Dev ToolsArticle
By embedding sandboxed HTML/JS apps directly alongside SQLite databases, Datasette becomes a secure, zero-maintenance internal tool platform.
For years, Datasette has occupied a highly specific, well-loved niche in the developer ecosystem: it is the ultimate tool for exploring, querying, and publishing structured data. If you had a SQLite database, Datasette gave you an instant web UI and a JSON API to query it. It was, fundamentally, a read-only window into your data.
But a series of recent architectural shifts has quietly transformed Datasette from a passive data explorer into an active application runtime. The culmination of this evolution is the launch of datasette-apps
, a new plugin that allows developers to host self-contained HTML and JavaScript applications directly inside a Datasette instance.
This is not just a minor feature addition; it is a fundamental shift in how we should think about lightweight web applications. By marrying the rapid prototyping of LLM-generated frontends with a secure, sandboxed relational database backend, Datasette is positioning itself as a zero-install, secure-by-default application hosting platform. For developers tasked with building internal tools, dashboards, and data utilities, this approach challenges the status quo of modern web development.

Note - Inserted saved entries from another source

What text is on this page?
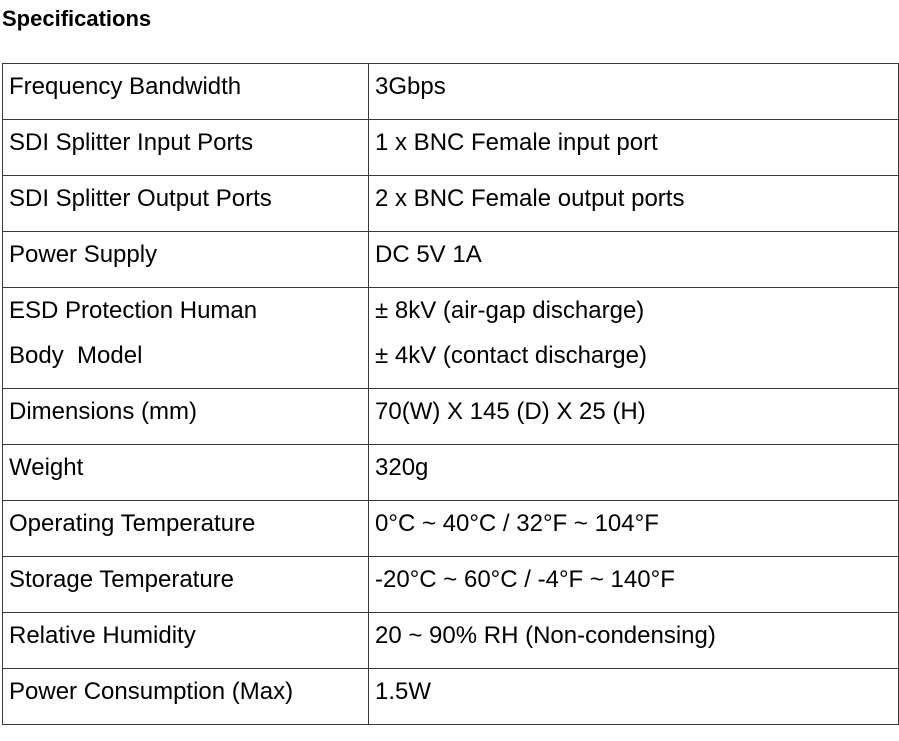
Specifications
Frequency Bandwidth	3Gbps

SDI Splitter Input Ports	1 x BNC Female input port

SDI Splitter Output Ports	2 x BNC Female output ports

Power Supply	DC 5V 1A

ESD Protection Human
Body  Model	± 8kV (air-gap discharge)
± 4kV (contact discharge)

Dimensions (mm)	70(W) X 145 (D) X 25 (H)

Weight	320g

Operating Temperature	0°C ~ 40°C / 32°F ~ 104°F

Storage Temperature	-20°C ~ 60°C / -4°F ~ 140°F

Relative Humidity	20 ~ 90% RH (Non-condensing)

Power Consumption (Max)	1.5W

The Evolution from Data Explorer to Application Runtime #
To understand why datasette-apps
matters, you have to look at the trajectory of the Datasette 1.0 alpha releases leading up to June 2026. For a long time, Datasette was strictly read-only. If you wanted to write to the database, you had to write custom Python plugins or manage the SQLite file externally.
That changed dramatically over the last few months:
Datasette 1.0a31 (May 2026) introduced the ability to execute SQL write queries and save "stored queries" (formerly canned queries) directly within the platform.Datasette Agent (May 2026) launched as an extensible AI assistant for interacting with SQLite databases.Datasette 1.0a34 (June 2026) added native UI tools to insert, edit, and delete rows directly from table pages, including hooks for custom column types.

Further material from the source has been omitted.